Il santo non è più un modello di vita, anche perché, proprio per l’esaltazione delle sue virtù, diventa impossibile da imitare, e così lo si riduce a un distributore quasi automatico di grazie solitamente che riguardano la carnalità. Si schiaccia un bottone, si accende una candela, si fa una novena, e si pretende che il santo conceda la grazia richiesta.
E pensate poi ai profeti, su cui la Chiesa istituzionale riesce sempre, prima o poi, a metterci sopra un cappello di ortodossia, reprimendo così la creatività tipica della profezia.
La bellezza o il fascino del profeta è che egli parla in nome di Dio, e non in nome di una religione istituzionale.
Ogni profeta è un dissidente per natura: dissente da ogni struttura vincolante.
Il profeta parla in nome di Dio, ma di quale Dio? Di quel Dio misterioso, che si rivela nell’interno del nostro essere.
Ogni vero profeta indica la Via di Dio, o, meglio, indica il Mistero divino che è la Via che porta nel profondo di quel Pozzo, in cui più si scende più si incontra la Verità, che è Grazia dissetante.
Qui il discorso si apre, con una domanda: che cos’è la Verità?
La Chiesa intende la Verità come una dottrina, dimenticando che la Verità è l’Infinito divino.
La Verità è Dio nel suo profondo Mistero di Luce, e dalla Luce ha origine la Vita. Tornano le parole con cui Gesù definisce se stesso: “Io sono la via, la verità e la vita”.
Sembrerebbe qualcosa di paradossale accostare la Luce al Mistero divino. Eppure, in Dio tutto è paradossale.
Mistero di Luce! Come la Luce può essere un Mistero?
La cosa che più mi irrita è quel voler ridurre Dio a qualcosa di banale, di logico. Certo Dio è essenzialità assoluta, realtà semplicissima, ma la semplicità divina richiede una fede così purissima da spingermi oltre ogni schema, oltre ogni rigidità di pensiero: la fede, quella purissima, mi avvicina al Mistero divino, mi immerge nel Mistero della Luce senza che io ponga tanti perché: Dio, nella sua essenza, nella sua Grazia (o Gratuità) è senza perché.
Il credente, dunque, cammina sulla Via è che il Cristo, senza farsi tante domande, sciogliendo ogni dubbio nel Pozzo divino.
E poi si ha il coraggio o la spudoratezza di dire che la fede cristiana non abbia un fascino del tutto esaltante?
Certo, se la fede viene ridotta a un insieme di credenze, di riti, allora sì che il fascino viene meno.
Ma pensate alla bellezza di un Mistero, quello divino, che ogni giorno mi chiede fede purissima, perché il Logos divino si rigeneri nel mio essere.
Dunque, Via, Verità e Vita, ed ecco il Mistero del Cristo risorto.
E noi siamo ancora qui ad accostarci a qualcosa di carnale di un Cristo carnale?

1 Commento

  1. Luigi Sirtori ha detto:

    Solo con una fede sincera e genuina si può essere seguaci di Cristo, accoglierne la verità e la vita?
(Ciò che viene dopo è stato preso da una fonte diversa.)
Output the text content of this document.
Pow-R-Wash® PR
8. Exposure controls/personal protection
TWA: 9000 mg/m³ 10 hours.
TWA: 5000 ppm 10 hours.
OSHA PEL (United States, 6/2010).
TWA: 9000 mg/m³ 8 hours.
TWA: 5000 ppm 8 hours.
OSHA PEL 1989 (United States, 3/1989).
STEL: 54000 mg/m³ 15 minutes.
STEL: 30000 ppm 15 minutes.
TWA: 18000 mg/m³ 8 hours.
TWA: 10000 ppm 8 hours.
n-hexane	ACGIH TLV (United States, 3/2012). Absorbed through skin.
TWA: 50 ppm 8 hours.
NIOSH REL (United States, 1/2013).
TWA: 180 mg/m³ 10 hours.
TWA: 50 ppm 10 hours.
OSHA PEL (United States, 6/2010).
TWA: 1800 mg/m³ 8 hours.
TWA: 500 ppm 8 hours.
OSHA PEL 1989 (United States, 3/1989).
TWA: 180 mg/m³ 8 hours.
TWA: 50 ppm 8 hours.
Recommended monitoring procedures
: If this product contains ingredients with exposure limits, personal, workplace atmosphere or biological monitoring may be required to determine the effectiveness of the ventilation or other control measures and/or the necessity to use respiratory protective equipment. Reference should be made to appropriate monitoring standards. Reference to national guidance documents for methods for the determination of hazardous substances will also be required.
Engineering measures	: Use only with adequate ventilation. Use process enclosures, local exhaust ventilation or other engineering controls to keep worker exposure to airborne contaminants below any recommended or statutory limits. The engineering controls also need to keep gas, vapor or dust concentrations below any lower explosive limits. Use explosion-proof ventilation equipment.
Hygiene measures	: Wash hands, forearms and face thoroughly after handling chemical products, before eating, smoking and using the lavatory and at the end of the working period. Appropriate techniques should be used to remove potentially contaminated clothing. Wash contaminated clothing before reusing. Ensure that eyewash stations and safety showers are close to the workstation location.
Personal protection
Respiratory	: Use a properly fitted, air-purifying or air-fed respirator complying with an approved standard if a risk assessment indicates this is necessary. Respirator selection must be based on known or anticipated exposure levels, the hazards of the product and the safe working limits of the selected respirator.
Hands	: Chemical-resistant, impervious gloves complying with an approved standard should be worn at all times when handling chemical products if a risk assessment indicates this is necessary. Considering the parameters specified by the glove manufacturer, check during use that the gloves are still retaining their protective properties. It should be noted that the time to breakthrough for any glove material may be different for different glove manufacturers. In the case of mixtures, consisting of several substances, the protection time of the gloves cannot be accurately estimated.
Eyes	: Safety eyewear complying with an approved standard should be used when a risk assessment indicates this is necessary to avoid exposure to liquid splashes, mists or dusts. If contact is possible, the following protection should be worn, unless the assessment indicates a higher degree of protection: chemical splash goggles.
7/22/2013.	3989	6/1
In due parole: essere cristiano? Credo: sì. Allora non solo i preti, i frati, le suore, i monaci …, ma tutti possono diventare discepoli, ovvero seguaci della Via. C’è un rischio: quello di sostituire il proprio io a Dio. Come? Quello di sostituire ego eimì (Io sono) in greco con sono io traslitterato in italiano. Il Cristo divino eterno con il Cristo umano del tempo o storico. Quello che don Giorgio evidenzia: l’Io sono dello Spirito (il roveto ardente che non si consuma o passione eterna) con il sono io carnale che lo sostituisce (passionalità carnale). La passione eterna non solo salva e libera dai poteri terreni, ma redime creando un spirito nuovo, libero. La via di Cristo è il cammino verso la salvezza che porta alla liberazione e alla redenzione mediante una fede cristallina e pura che troviamo nel beati i puri di cuore che già vedono Dio, che è vangelo (Bella e Buona Notizia). Occorre liberare la mente dalle immagini false di Dio e dai tentativi di sostituire Dio (Io sono) con il proprio io (sono io). Qui c’è un rischio che è una beatitudine, quella di essere perseguitati da tutti professionisti delle mediazioni tra Dio/Cristo e l’uomo, tra l’umano e il divino. Non scoraggiamoci se sulla Via incontreremo non solo gioie, ma anche tribolazioni. Cristo ha vinto la morte. E’ meglio essere una rosa che emana profumo senza un perchè con le sue spine, che essere un corpo cadaverico oggetto di devozione.